France to ban female students from wearing abayas in schools
Pupils will be banned from wearing abayas, loose-fitting full-length robes worn by some Muslim women, in France’s state-run schools, the education minister has said.
The rule will be applied as soon as the new school year starts on 4 September.
France has a strict ban on religious signs in state schools and government buildings, arguing that they violate secular laws.
Wearing a headscarf has been banned since 2004 in state-run schools.”When you walk into a classroom, you shouldn’t be able to identify the pupils’ religion just by looking at them,” Education Minister Gabriel Attal told France’s TF1 TV, adding: “I have decided that the abaya could no longer be worn in schools.”
Abayas have been debated in French schools for months.
In schools, the garment is increasingly worn, causing a political divide, with right-wing parties calling for a ban while the left is concerned about the rights of Muslim girls and women.
“Secularism is the freedom to emancipate oneself through education,” Mr Attal argued to TF1, arguing the abaya is “a symbolic gesture intended to test the republic’s resistance to the secular sanctuary that school must constitute.”
Before schools reopen after the summer break, he said clear rules would be issued at the national level. Five million Muslims in France were angered by France’s ban on full face veils in 2010.

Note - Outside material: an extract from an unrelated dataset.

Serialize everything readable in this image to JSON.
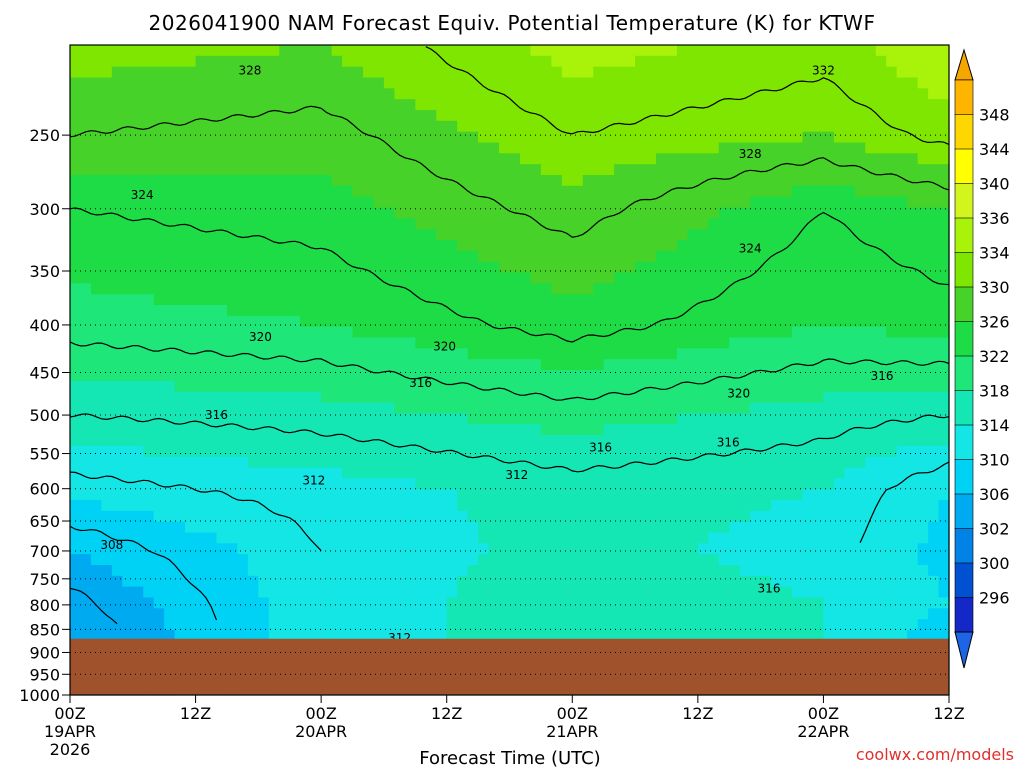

In order to curb Catholic influence in public schools, France has banned religious symbols in schools, including Christian symbols like crosses.
The law has been updated over the years to reflect the changing demographics of the country, and now includes the Muslim headscarf and Jewish kippah, but abayas are not outright banned. A Chechen refugee beheaded teacher Samuel Paty in 2020 after he displayed caricatures of the Prophet Mohammed near his school in a Paris suburb.
Attal, who was appointed France’s education minister by President Emmanuel Macron this summer, has made his first major policy announcement.
The CFCM, a national body representing many Muslim associations, has said items of clothing alone were not “a religious sign”.